J'en ai eu assez des suppositions confiantes dans les salles de crise.
Vingt ans d'incidents m'ont appris une chose : la différence entre les ingénieurs n'est pas ce qu'ils savent. C'est ce qu'ils peuvent défendre. La personne la plus expérimentée dans la pièce ne récite pas plus de faits — elle dessine une carte plus petite avec des limites qu'elle peut assumer, et dit « Je ne sais pas, mais voici le moyen le moins cher de le découvrir. »
Personne n'enseigne cela. Les tutoriels enseignent la syntaxe. Les bootcamps enseignent les frameworks. Les certificats enseignent... à compléter des certificats. Ainsi, les ingénieurs accumulent des centaines d'heures de visionnage et aucune des choses que les entretiens, les revues et les appels de 3h du matin testent réellement : le jugement sous incertitude, prouvé en public.
Sage Academy est ma réponse. Chaque leçon se termine par quelque chose sur lequel vous pouvez vous tromper — puis corriger. Chaque affirmation est vérifiable par un sceptique. Le certificat est une commande curl, pas un PDF. Et le tout repose sur la boucle que j'ai vu les meilleurs ingénieurs exécuter en pilote automatique pendant deux décennies : cadrer, router, cartographier, décider, prouver.
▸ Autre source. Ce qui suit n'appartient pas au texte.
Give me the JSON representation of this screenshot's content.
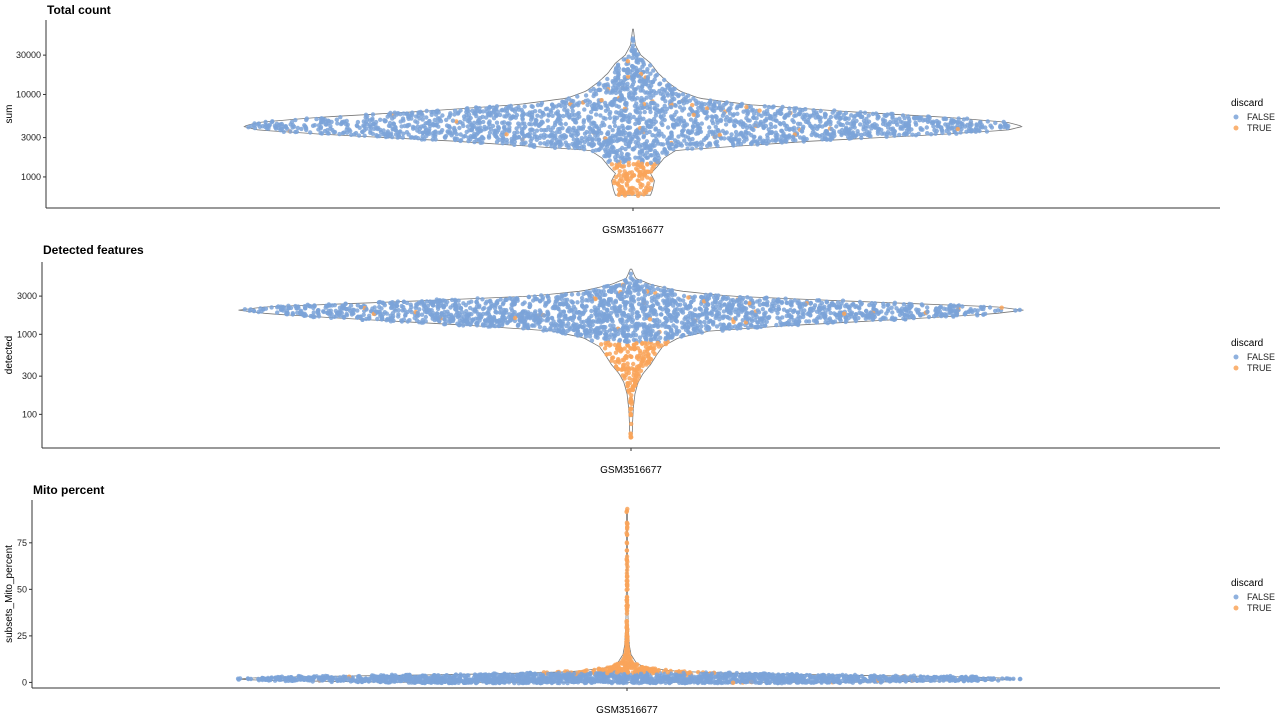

Si nous n'acceptons pas « faites-moi confiance » dans une revue de conception, pourquoi l'acceptons-nous de l'éducation ?
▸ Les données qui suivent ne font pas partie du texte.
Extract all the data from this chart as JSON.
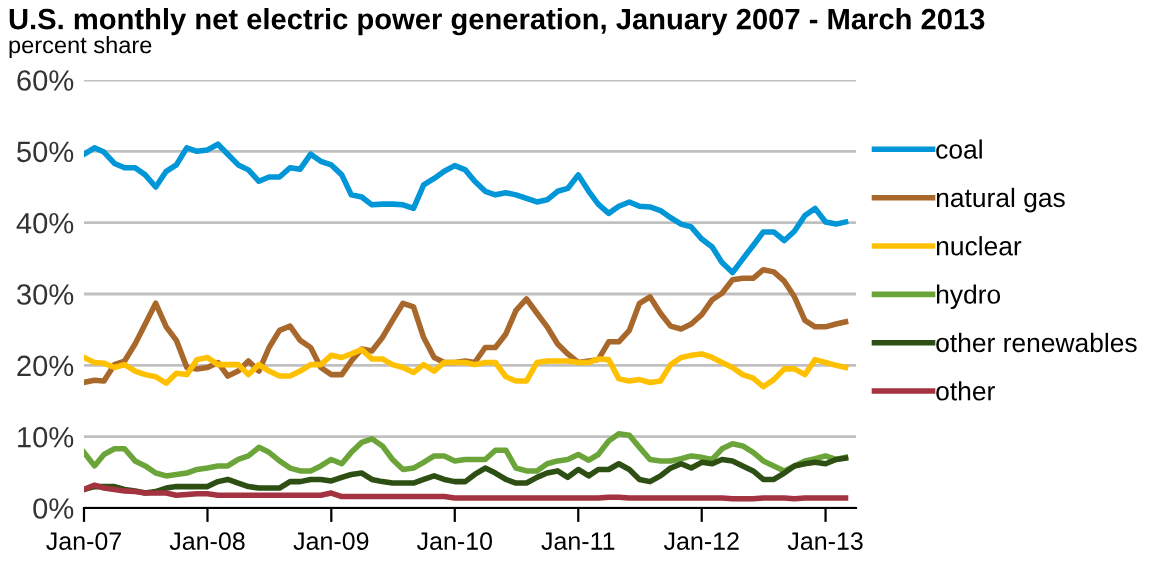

Je n'enseigne pas l'ingénierie à partir d'un manuel. Je conçois, construis, livre et exploite des logiciels de production réels — en solo — et les modèles mentaux ici sont exactement ceux qui tiennent quand vous êtes la seule personne capable de réparer à 3h du matin. Chaque leçon est la boucle que j'exécute réellement, écrite par les mêmes mains qui livrent les systèmes.